Carla e João preparavam ontem à pressa o almoço ao som do kizomba que vinha da casa da vizinha, mas que bastava para animar o humilde T1, onde o casal vive com três filhos. Na sertã o chefe de família mexe três ovos a que junta uma lata de salsichas. Na mesa já está um pacote de batatas fritas e os três pequenos de garfo em riste. É o almoço para os cinco lá de casa. "Temos de comer à medida do possível para dar também para o jantar", explicava João.

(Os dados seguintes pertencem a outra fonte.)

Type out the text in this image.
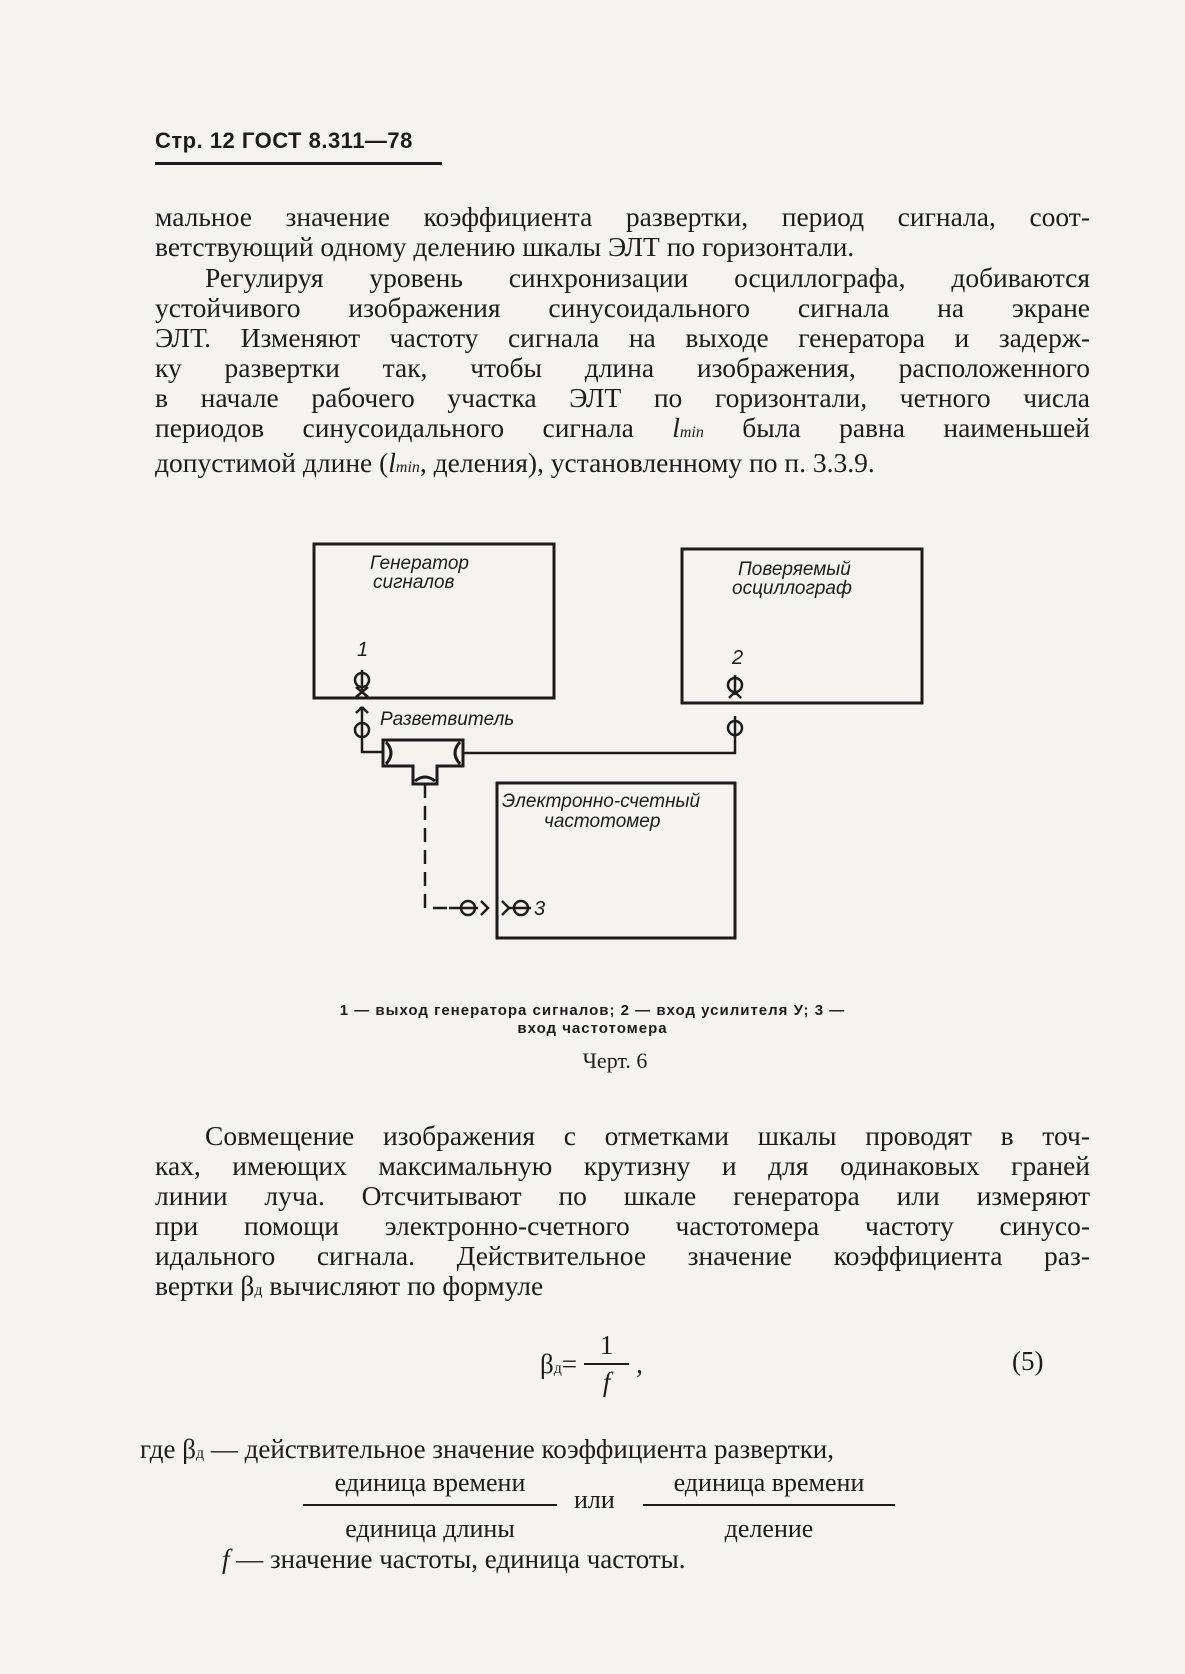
Стр. 12 ГОСТ 8.311—78
мальное значение коэффициента развертки, период сигнала, соот-
ветствующий одному делению шкалы ЭЛТ по горизонтали.
Регулируя уровень синхронизации осциллографа, добиваются
устойчивого изображения синусоидального сигнала на экране
ЭЛТ. Изменяют частоту сигнала на выходе генератора и задерж-
ку развертки так, чтобы длина изображения, расположенного
в начале рабочего участка ЭЛТ по горизонтали, четного числа
периодов синусоидального сигнала lmin была равна наименьшей
допустимой длине (lmin, деления), установленному по п. 3.3.9.
Генератор
сигналов
Поверяемый
осциллограф
Разветвитель
Электронно-счетный
частотомер
1	2
3
1 — выход генератора сигналов; 2 — вход усилителя У; 3 —
вход частотомера
Черт. 6
Совмещение изображения с отметками шкалы проводят в точ-
ках, имеющих максимальную крутизну и для одинаковых граней
линии луча. Отсчитывают по шкале генератора или измеряют
при помощи электронно-счетного частотомера частоту синусо-
идального сигнала. Действительное значение коэффициента раз-
вертки βд вычисляют по формуле
$\beta д= \frac{1}{f}$ ,	(5)
где βд — действительное значение коэффициента развертки,
единица времени
единица длины
или
единица времени
деление
f — значение частоты, единица частоты.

Este agregado de ascendência cabo-verdiana está entre as mais de cem famílias identificadas como casos de pobreza extrema a residirem no problemático Vale da Amoreira (Moita), que além de não terem dinheiro para comer, também deixaram de pagar as prestações das suas casas. A freguesia é habitada por cerca de 16 mil pessoas, sendo que a taxa de desemprego já ascende aos 55%, consequência directa do encerramento de algumas unidades fabris no sector metalúrgico e componentes auto no distrito de Setúbal.
Já quanto aos jovens à procura do primeiro emprego que não encontram saídas profissionais, o número de desocupados ascende aos 60%, o que ajudará a explicar a elevada propensão para enveredarem no mundo do crime.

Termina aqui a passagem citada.